The field Method allows to specify the type of reference frames (RF) provided in input to the Exemplar-based Models, allowed values are:
- 0 = HAVC same as video (default)
- 1 = HAVC + RF same as video
- 2 = HAVC + RF different from video
- 3 = external RF same as video
- 4 = external RF different from video
- 5 = HAVC different from video
It is possible to specify the directory containing the external reference frames by using the field Ref FrameDir. The frames must be named using the following format: ref_nnnnnn.[png|jpg].
Unfortunately all the Deep-Exemplar methods have the problem that are unable to properly colorize the new "features" (new elements not available in the reference frame) so that often these new elements are colored with implausible colors (see for an example: New "features" are not properly colored). To try to fix this problem has been introduced the possibility to merge the frames propagated by DeepEx with the frames colored with DDColor and/or DeOldify. The merge is controlled by the field Ref merge, allowed values are:
- 0 = no merge
- 1 = reference frames are merged with low weight
- 2 = reference frames are merged with medium weight
- 3 = reference frames are merged with high weight
When the field Ref merge is set to a value greater than 0, the field SC min freq is set =1, to allows the merge for every frame (for some example see: New RC3 release).

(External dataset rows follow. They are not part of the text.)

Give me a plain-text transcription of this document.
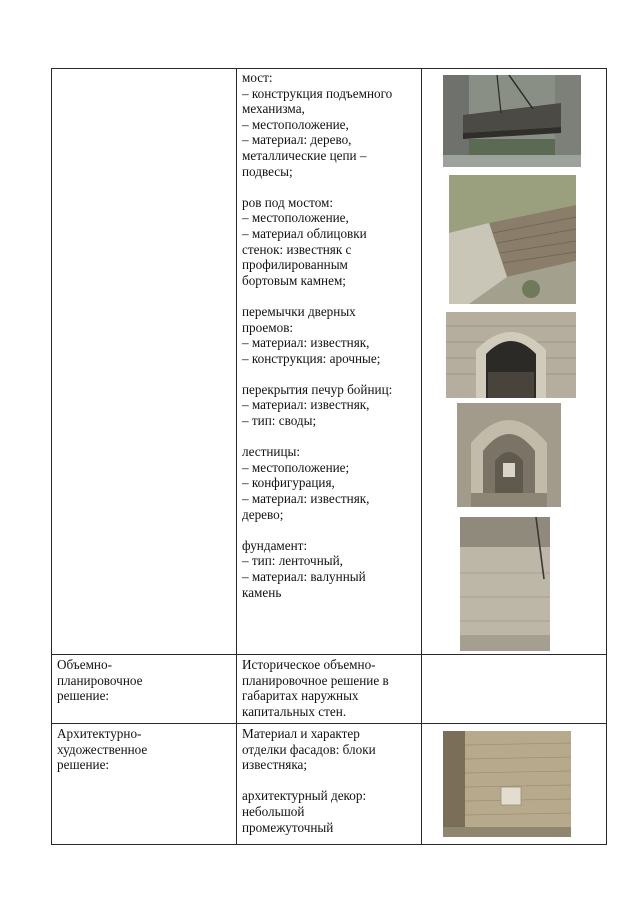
мост:
– конструкция подъемного
механизма,
– местоположение,
– материал: дерево,
металлические цепи –
подвесы;

ров под мостом:
– местоположение,
– материал облицовки
стенок: известняк с
профилированным
бортовым камнем;

перемычки дверных
проемов:
– материал: известняк,
– конструкция: арочные;

перекрытия печур бойниц:
– материал: известняк,
– тип: своды;

лестницы:
– местоположение;
– конфигурация,
– материал: известняк,
дерево;

фундамент:
– тип: ленточный,
– материал: валунный
камень
Объемно-
планировочное
решение:
Историческое объемно-
планировочное решение в
габаритах наружных
капитальных стен.
Архитектурно-
художественное
решение:
Материал и характер
отделки фасадов: блоки
известняка;

архитектурный декор:
небольшой
промежуточный
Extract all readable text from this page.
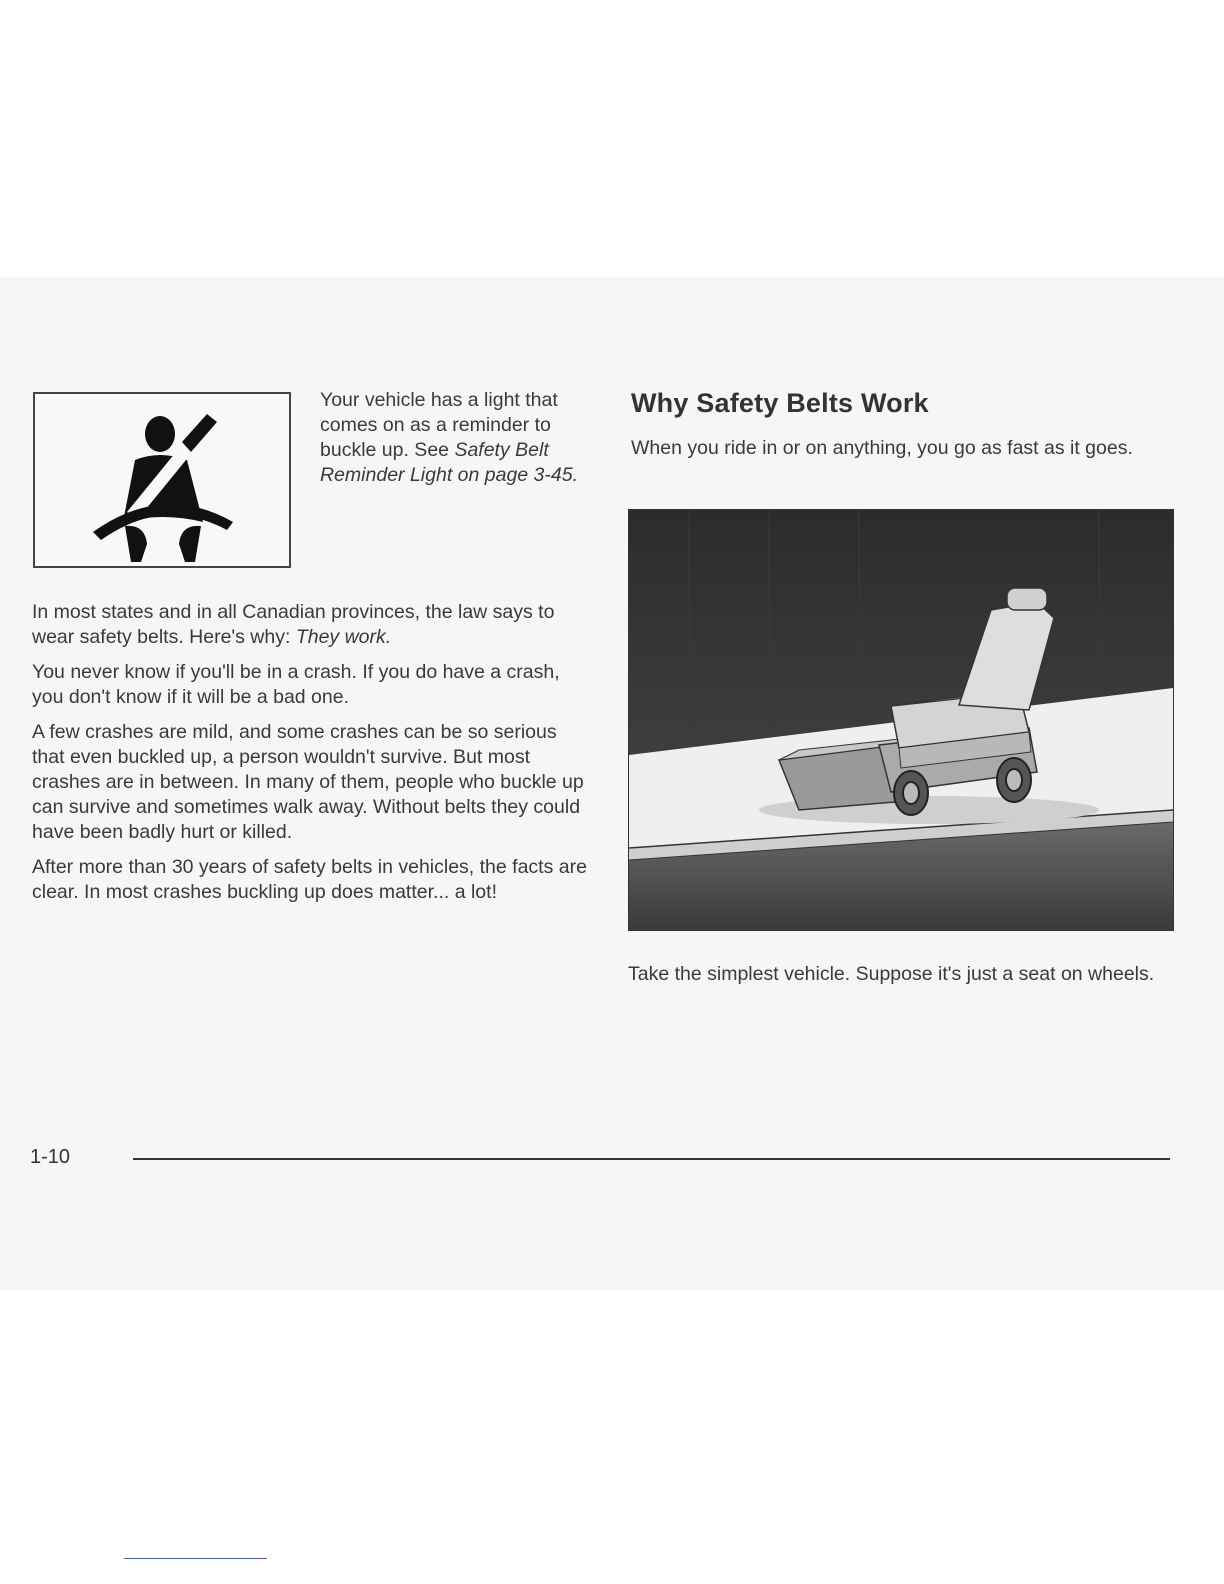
Your vehicle has a light that comes on as a reminder to buckle up. See Safety Belt Reminder Light on page 3-45.

In most states and in all Canadian provinces, the law says to wear safety belts. Here's why: They work.

You never know if you'll be in a crash. If you do have a crash, you don't know if it will be a bad one.

A few crashes are mild, and some crashes can be so serious that even buckled up, a person wouldn't survive. But most crashes are in between. In many of them, people who buckle up can survive and sometimes walk away. Without belts they could have been badly hurt or killed.

After more than 30 years of safety belts in vehicles, the facts are clear. In most crashes buckling up does matter... a lot!

Why Safety Belts Work

When you ride in or on anything, you go as fast as it goes.

Take the simplest vehicle. Suppose it's just a seat on wheels.

1-10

Finally the flag Reference frames only can be used to export the reference frames generated with the method HAVC and defined by the parameters SC thresh , SC min freq fields.
As stated previously the simplest way to colorize images with the HAVC filter it to use Hybrid. To simplify the usage has been introduced standard Presets that automatically apply all the filter's settings. A set of parameters that are able to provide a satisfactory colorization are the following:
- Preset: medium (fast will increase the speed with a little decrease in color accuracy)
- Color map: none
- ColorFix: violet/red
- Denoise: light
- Stabilize: stable (or morestable)
then enable the Exemplar Models check box and set
- Method: HAVC
- SC thresh: 0.10
- SC SSIM thresh: 0.00
- SC min freq: 10 (5 if is used the local mode)
- normalize: checked
- Mode: remote
- Frames: 0
- Preset: medium (slow will increase the color accuracy but the speed will decrease of 40%)
- Vivid: checked
In the following picture are shown the suggested parameters:
In Summary HAVC is able to provide often a final colorized image that is better than the image obtained from the individual models, and can be considered an improvement respect to the current Models. It is suggested to use the settings described in the previous section, willing to use a custom configuration, the suggested setup for video encoding is:
- D+D: DeOldify (with model Video & render_factor = 24) + DDColor (with model Artistic and render_factor = 24)
willing to accept a decrease in encoding speed of about 40% it is possible to improve a little the colorization process by using the configuration:
- DS+DD: DeOldify (with model Video & render_factor = 30) + DDColor (with model Artistic and render_factor = 30)
It is also suggested to enable the DDColor Tweaks (to apply the dynamic gamma correction) and the post-process filters: Chroma Smoothing and Chroma Stabilization. Unfortunately is not possible provide a one size fits-all solution and the filter parameters need to be adjusted depending on the type of video to be colored.
As a final consideration I would like to point out that the test results showed that the images coloring technology is mature enough to be used concretely both for coloring images and, thanks to Hybrid, videos.
I would like to thank Selur, author of Hybrid, for his wise advices and for having developed a gorgeous interface for this filter. Despite the large number of parameters and the complexity of managing them appropriately, the interface developed by Selur makes its use easy even for non-experts users.